A cursory inspection of a relief map of Corsica is enough to understand why the French call the island une montagne dans la mer. One vast granite mountain range runs from the northwest of the island to the southeast, dominating over two thirds of Corsica’s territory. A secondary group of peaks occupies the northeastern extremity. The highest mountain, Monte Cinto, rises to an impressive 2,710m, and there are at least another 20 peaks that break the 2,000m barrier.
Crossing Corsica’s interior has never been easy, and only in the 19th century was an actual road built to connect Bastia in the northeast to Ajaccio in the southwest. Before that, it was only possible to travel on horseback, by mule or on foot. Rarely did the twain of east and west meet and still today there are islanders who live en deçà des monts (literally “on this side of the mountains”, signifying the east) that have never been au delà des monts (“on the other side of the mountains”, or the west), and vice versa. Four roads now traverse the interior of Corsica, offering spectacular scenery and a great driving experience. They are not for people in a hurry, however, and the most direct route (150km) between the two aforementioned cities takes nearly three hours.
Sparsely populated mountain villages speckle the interior but there are also vast uninhabited spaces where chestnut and pine forests proliferate (approximately 20% of Corsica’s territory is forested) and spectacular granite peaks carve out jagged silhouettes in the sky. Rivers, lakes, waterfalls run riot, especially in the winter and spring, providing a life force for numerous species of flora and fauna.
Corsica’s interior is a paradise for nature lovers and sports enthusiasts. For walkers, there is a seemingly unlimited choice of trails, including the famous 180km-long GR20, a tough 15-day hike that wends its way from Calenzana (near Calvi in the northwest) to Conca (just outside Porto Vecchio in the southeast). White water rafting, mountain biking, horseback trekking and wild water swimming are also practiced widely from spring to autumn, while in February and March, skiers take to the slopes of Esa, Ghisoni, Evisa and other centres. A celebration of the sporting bounty offered by Corsica’s mountains – Festimonti - takes place each September in Bocognano. Visitors can take part in guided treks on foot, mountain bike or horseback, or try their hand at mountaineering, canyoning and hang-gliding.
Since time immemorial, the inhabitants of Corsica have headed for the hills to escape danger or to establish new communities. Traces of long-forgotten settlements pepper the interior, and there are numerous archaeological remains to be seen, some of which date back as far as the Neolithic age. Many have no official status or signage, however, so don’t be surprised if you happen on a completely undocumented dolmen during a walk in the middle of nowhere.
Corsica’s hinterland has long been its gastronomic heartland, and many of the island’s most defining food products – including cheese, cured meats, chestnut flour and wine – hail from the interior, as do many of the island's most popular recipes. These traditions are celebrated each year in a series of mountain village festivals, including A Fiera Di U Casgiu (a cheese festival in Venaco at the end of April) and the Foire Du Pratu (a celebration of Corsican recipes, specialities and local produce in Quercitello in August).

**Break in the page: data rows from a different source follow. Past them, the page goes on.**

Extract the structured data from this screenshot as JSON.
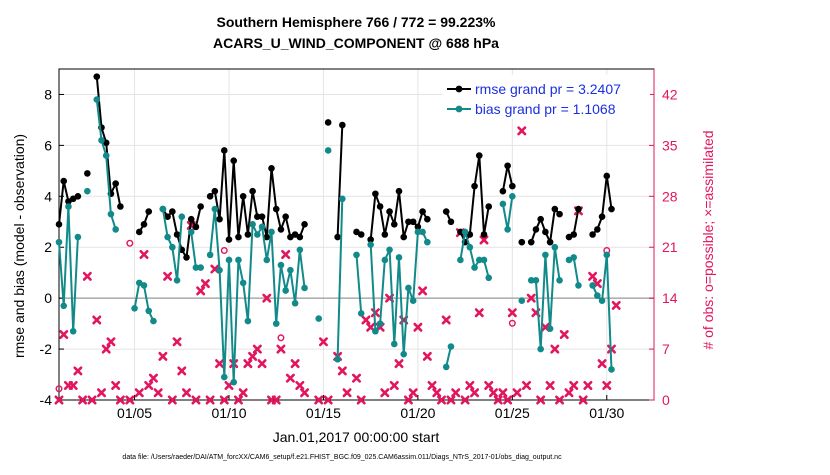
{
  "chart_data": {
    "type": "line",
    "title": "Southern Hemisphere 766 / 772 = 99.223%",
    "subtitle": "ACARS_U_WIND_COMPONENT @ 688 hPa",
    "xlabel": "Jan.01,2017 00:00:00 start",
    "ylabel": "rmse and bias (model - observation)",
    "ylabel_right": "# of obs: o=possible; ×=assimilated",
    "footnote": "data file: /Users/raeder/DAI/ATM_forcXX/CAM6_setup/f.e21.FHIST_BGC.f09_025.CAM6assim.011/Diags_NTrS_2017-01/obs_diag_output.nc",
    "xlim": [
      1,
      32.5
    ],
    "ylim": [
      -4,
      9
    ],
    "ylim_right": [
      0,
      45.5
    ],
    "xticks": [
      5,
      10,
      15,
      20,
      25,
      30
    ],
    "xtick_labels": [
      "01/05",
      "01/10",
      "01/15",
      "01/20",
      "01/25",
      "01/30"
    ],
    "yticks": [
      -4,
      -2,
      0,
      2,
      4,
      6,
      8
    ],
    "yticks_right": [
      0,
      7,
      14,
      21,
      28,
      35,
      42
    ],
    "grid": true,
    "zero_line": true,
    "legend_position": "top-right",
    "series": [
      {
        "name": "rmse grand pr = 3.2407",
        "color": "#000000",
        "marker": "dot",
        "points": [
          [
            1.0,
            2.9
          ],
          [
            1.25,
            4.6
          ],
          [
            1.5,
            3.8
          ],
          [
            1.75,
            3.9
          ],
          [
            2.0,
            4.0
          ],
          [
            2.5,
            4.9
          ],
          [
            3.0,
            8.7
          ],
          [
            3.25,
            6.7
          ],
          [
            3.5,
            6.1
          ],
          [
            3.75,
            4.1
          ],
          [
            4.0,
            4.5
          ],
          [
            4.25,
            3.6
          ],
          [
            5.25,
            2.6
          ],
          [
            5.5,
            2.9
          ],
          [
            5.75,
            3.4
          ],
          [
            6.5,
            3.5
          ],
          [
            6.75,
            3.2
          ],
          [
            7.0,
            3.4
          ],
          [
            7.25,
            2.5
          ],
          [
            7.5,
            1.9
          ],
          [
            7.75,
            1.6
          ],
          [
            8.0,
            3.1
          ],
          [
            8.25,
            2.8
          ],
          [
            8.5,
            3.6
          ],
          [
            9.0,
            4.0
          ],
          [
            9.25,
            4.2
          ],
          [
            9.5,
            3.1
          ],
          [
            9.75,
            5.8
          ],
          [
            10.0,
            2.3
          ],
          [
            10.25,
            5.4
          ],
          [
            10.5,
            2.4
          ],
          [
            10.75,
            4.0
          ],
          [
            11.0,
            2.5
          ],
          [
            11.25,
            4.2
          ],
          [
            11.5,
            3.2
          ],
          [
            11.75,
            3.2
          ],
          [
            12.0,
            2.4
          ],
          [
            12.25,
            5.1
          ],
          [
            12.5,
            3.5
          ],
          [
            12.75,
            2.7
          ],
          [
            13.0,
            3.2
          ],
          [
            13.25,
            2.4
          ],
          [
            13.5,
            2.5
          ],
          [
            13.75,
            2.4
          ],
          [
            14.0,
            2.9
          ],
          [
            15.25,
            6.9
          ],
          [
            15.75,
            2.4
          ],
          [
            16.0,
            6.8
          ],
          [
            16.75,
            2.6
          ],
          [
            17.0,
            2.5
          ],
          [
            17.5,
            2.3
          ],
          [
            17.75,
            4.1
          ],
          [
            18.0,
            3.6
          ],
          [
            18.25,
            2.5
          ],
          [
            18.5,
            3.4
          ],
          [
            18.75,
            2.9
          ],
          [
            19.0,
            4.2
          ],
          [
            19.25,
            2.4
          ],
          [
            19.5,
            3.0
          ],
          [
            19.75,
            3.0
          ],
          [
            20.0,
            2.8
          ],
          [
            20.25,
            3.4
          ],
          [
            20.5,
            3.1
          ],
          [
            21.5,
            3.4
          ],
          [
            21.75,
            3.0
          ],
          [
            22.25,
            2.6
          ],
          [
            22.5,
            2.2
          ],
          [
            22.75,
            2.5
          ],
          [
            23.0,
            4.4
          ],
          [
            23.25,
            5.6
          ],
          [
            23.5,
            2.5
          ],
          [
            23.75,
            3.6
          ],
          [
            24.5,
            4.2
          ],
          [
            24.75,
            5.2
          ],
          [
            25.0,
            4.4
          ],
          [
            25.5,
            2.2
          ],
          [
            26.0,
            2.2
          ],
          [
            26.25,
            2.7
          ],
          [
            26.5,
            3.1
          ],
          [
            26.75,
            2.6
          ],
          [
            27.0,
            2.2
          ],
          [
            27.25,
            3.5
          ],
          [
            27.5,
            3.3
          ],
          [
            28.0,
            2.4
          ],
          [
            28.25,
            2.5
          ],
          [
            28.5,
            3.5
          ],
          [
            29.25,
            2.5
          ],
          [
            29.5,
            2.7
          ],
          [
            29.75,
            3.2
          ],
          [
            30.0,
            4.8
          ],
          [
            30.25,
            3.5
          ]
        ]
      },
      {
        "name": "bias grand pr = 1.1068",
        "color": "#138a8a",
        "marker": "dot",
        "points": [
          [
            1.0,
            2.2
          ],
          [
            1.25,
            -0.3
          ],
          [
            1.5,
            3.6
          ],
          [
            1.75,
            -1.3
          ],
          [
            2.0,
            2.4
          ],
          [
            2.5,
            4.2
          ],
          [
            3.0,
            7.8
          ],
          [
            3.25,
            6.2
          ],
          [
            3.5,
            5.6
          ],
          [
            3.75,
            3.3
          ],
          [
            4.0,
            2.7
          ],
          [
            5.0,
            -0.4
          ],
          [
            5.25,
            0.6
          ],
          [
            5.5,
            0.5
          ],
          [
            5.75,
            -0.5
          ],
          [
            6.0,
            -0.9
          ],
          [
            6.5,
            3.5
          ],
          [
            6.75,
            2.4
          ],
          [
            7.0,
            2.0
          ],
          [
            7.25,
            0.7
          ],
          [
            7.5,
            3.2
          ],
          [
            8.0,
            2.6
          ],
          [
            8.25,
            1.2
          ],
          [
            8.5,
            1.2
          ],
          [
            9.0,
            1.7
          ],
          [
            9.25,
            3.5
          ],
          [
            9.5,
            1.1
          ],
          [
            9.75,
            -3.1
          ],
          [
            10.0,
            1.5
          ],
          [
            10.25,
            -3.3
          ],
          [
            10.5,
            1.5
          ],
          [
            10.75,
            0.6
          ],
          [
            11.0,
            -0.9
          ],
          [
            11.25,
            2.9
          ],
          [
            11.5,
            2.5
          ],
          [
            11.75,
            2.8
          ],
          [
            12.0,
            1.5
          ],
          [
            12.25,
            2.6
          ],
          [
            12.5,
            -1.0
          ],
          [
            12.75,
            1.3
          ],
          [
            13.0,
            0.3
          ],
          [
            13.25,
            1.1
          ],
          [
            13.5,
            -0.2
          ],
          [
            13.75,
            1.9
          ],
          [
            14.0,
            0.4
          ],
          [
            14.75,
            -0.8
          ],
          [
            15.25,
            5.8
          ],
          [
            15.75,
            -2.4
          ],
          [
            16.0,
            3.9
          ],
          [
            16.75,
            1.7
          ],
          [
            17.0,
            -0.6
          ],
          [
            17.5,
            2.1
          ],
          [
            17.75,
            -1.3
          ],
          [
            18.0,
            -1.0
          ],
          [
            18.25,
            1.5
          ],
          [
            18.5,
            1.9
          ],
          [
            18.75,
            -1.8
          ],
          [
            19.0,
            1.6
          ],
          [
            19.25,
            -2.2
          ],
          [
            19.5,
            0.4
          ],
          [
            19.75,
            -0.1
          ],
          [
            20.0,
            2.6
          ],
          [
            20.25,
            2.6
          ],
          [
            20.5,
            2.2
          ],
          [
            21.5,
            -2.7
          ],
          [
            21.75,
            -1.9
          ],
          [
            22.25,
            1.5
          ],
          [
            22.5,
            2.6
          ],
          [
            22.75,
            2.0
          ],
          [
            23.0,
            1.2
          ],
          [
            23.25,
            1.5
          ],
          [
            23.5,
            1.5
          ],
          [
            23.75,
            0.8
          ],
          [
            24.5,
            3.7
          ],
          [
            24.75,
            2.7
          ],
          [
            25.0,
            4.0
          ],
          [
            25.5,
            -0.1
          ],
          [
            26.0,
            0.7
          ],
          [
            26.25,
            0.7
          ],
          [
            26.5,
            -2.0
          ],
          [
            26.75,
            1.7
          ],
          [
            27.0,
            -1.2
          ],
          [
            27.25,
            2.0
          ],
          [
            27.5,
            0.7
          ],
          [
            28.0,
            1.5
          ],
          [
            28.25,
            1.6
          ],
          [
            28.5,
            0.5
          ],
          [
            29.25,
            0.5
          ],
          [
            29.5,
            0.1
          ],
          [
            29.75,
            -0.1
          ],
          [
            30.0,
            1.7
          ],
          [
            30.25,
            -2.8
          ]
        ]
      },
      {
        "name": "assimilated",
        "color": "#e2155f",
        "marker": "x",
        "axis": "right",
        "points": [
          [
            1.0,
            0
          ],
          [
            1.25,
            9
          ],
          [
            1.5,
            2
          ],
          [
            1.75,
            2
          ],
          [
            2.0,
            4
          ],
          [
            2.25,
            0
          ],
          [
            2.5,
            17
          ],
          [
            2.75,
            0
          ],
          [
            3.0,
            11
          ],
          [
            3.25,
            1
          ],
          [
            3.5,
            7
          ],
          [
            3.75,
            8
          ],
          [
            4.0,
            2
          ],
          [
            4.25,
            0
          ],
          [
            4.75,
            0
          ],
          [
            5.25,
            1
          ],
          [
            5.5,
            20
          ],
          [
            5.75,
            2
          ],
          [
            6.0,
            3
          ],
          [
            6.25,
            1
          ],
          [
            6.5,
            6
          ],
          [
            6.75,
            17
          ],
          [
            7.0,
            0
          ],
          [
            7.25,
            8
          ],
          [
            7.5,
            4
          ],
          [
            7.75,
            1
          ],
          [
            8.0,
            24
          ],
          [
            8.25,
            0
          ],
          [
            8.5,
            15
          ],
          [
            8.75,
            16
          ],
          [
            9.0,
            0
          ],
          [
            9.25,
            18
          ],
          [
            9.5,
            5
          ],
          [
            9.75,
            0
          ],
          [
            10.0,
            2
          ],
          [
            10.25,
            5
          ],
          [
            10.5,
            0
          ],
          [
            10.75,
            1
          ],
          [
            11.0,
            5
          ],
          [
            11.25,
            6
          ],
          [
            11.5,
            7
          ],
          [
            11.75,
            5
          ],
          [
            12.0,
            14
          ],
          [
            12.25,
            0
          ],
          [
            12.5,
            0
          ],
          [
            12.75,
            7
          ],
          [
            13.0,
            20
          ],
          [
            13.25,
            3
          ],
          [
            13.5,
            5
          ],
          [
            13.75,
            2
          ],
          [
            14.0,
            1
          ],
          [
            14.75,
            0
          ],
          [
            15.0,
            8
          ],
          [
            15.25,
            0
          ],
          [
            15.75,
            6
          ],
          [
            16.0,
            4
          ],
          [
            16.25,
            1
          ],
          [
            16.75,
            3
          ],
          [
            17.0,
            0
          ],
          [
            17.25,
            11
          ],
          [
            17.5,
            10
          ],
          [
            17.75,
            12
          ],
          [
            18.0,
            10
          ],
          [
            18.25,
            1
          ],
          [
            18.5,
            14
          ],
          [
            18.75,
            2
          ],
          [
            19.0,
            5
          ],
          [
            19.25,
            11
          ],
          [
            19.5,
            0
          ],
          [
            19.75,
            1
          ],
          [
            20.0,
            10
          ],
          [
            20.25,
            15
          ],
          [
            20.5,
            6
          ],
          [
            20.75,
            2
          ],
          [
            21.0,
            1
          ],
          [
            21.25,
            0
          ],
          [
            21.5,
            11
          ],
          [
            21.75,
            0
          ],
          [
            22.0,
            1
          ],
          [
            22.25,
            23
          ],
          [
            22.5,
            0
          ],
          [
            22.75,
            2
          ],
          [
            23.0,
            1
          ],
          [
            23.25,
            12
          ],
          [
            23.5,
            22
          ],
          [
            23.75,
            2
          ],
          [
            24.0,
            1
          ],
          [
            24.25,
            0
          ],
          [
            24.5,
            1
          ],
          [
            24.75,
            0
          ],
          [
            25.0,
            12
          ],
          [
            25.25,
            1
          ],
          [
            25.5,
            37
          ],
          [
            25.75,
            2
          ],
          [
            26.0,
            14
          ],
          [
            26.25,
            12
          ],
          [
            26.5,
            0
          ],
          [
            26.75,
            10
          ],
          [
            27.0,
            2
          ],
          [
            27.25,
            7
          ],
          [
            27.5,
            0
          ],
          [
            27.75,
            9
          ],
          [
            28.0,
            1
          ],
          [
            28.25,
            2
          ],
          [
            28.5,
            26
          ],
          [
            28.75,
            0
          ],
          [
            29.0,
            2
          ],
          [
            29.25,
            17
          ],
          [
            29.5,
            16
          ],
          [
            29.75,
            5
          ],
          [
            30.0,
            2
          ],
          [
            30.25,
            7
          ],
          [
            30.5,
            13
          ]
        ]
      },
      {
        "name": "possible",
        "color": "#e2155f",
        "marker": "o",
        "axis": "right",
        "points": [
          [
            1.0,
            1
          ],
          [
            4.75,
            21
          ],
          [
            9.75,
            20
          ],
          [
            12.75,
            8
          ],
          [
            25.0,
            10
          ],
          [
            30.0,
            20
          ]
        ]
      }
    ]
  }
}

Mediterranean islands, even the largest and most diverse ones like Corsica, are often pigeon-holed as beach destinations. Promotional material and websites focus primarily on idyllic white beaches and transparent azure waters, and perhaps this is understandable. But like its neighbours, Sardinia and Sicily, Corsica is so much than just beaches and sea. Its ancient soul, its timeless identity and its beating heart is to be found in the interior. If you wish understand Corsica, you'll have to head inland.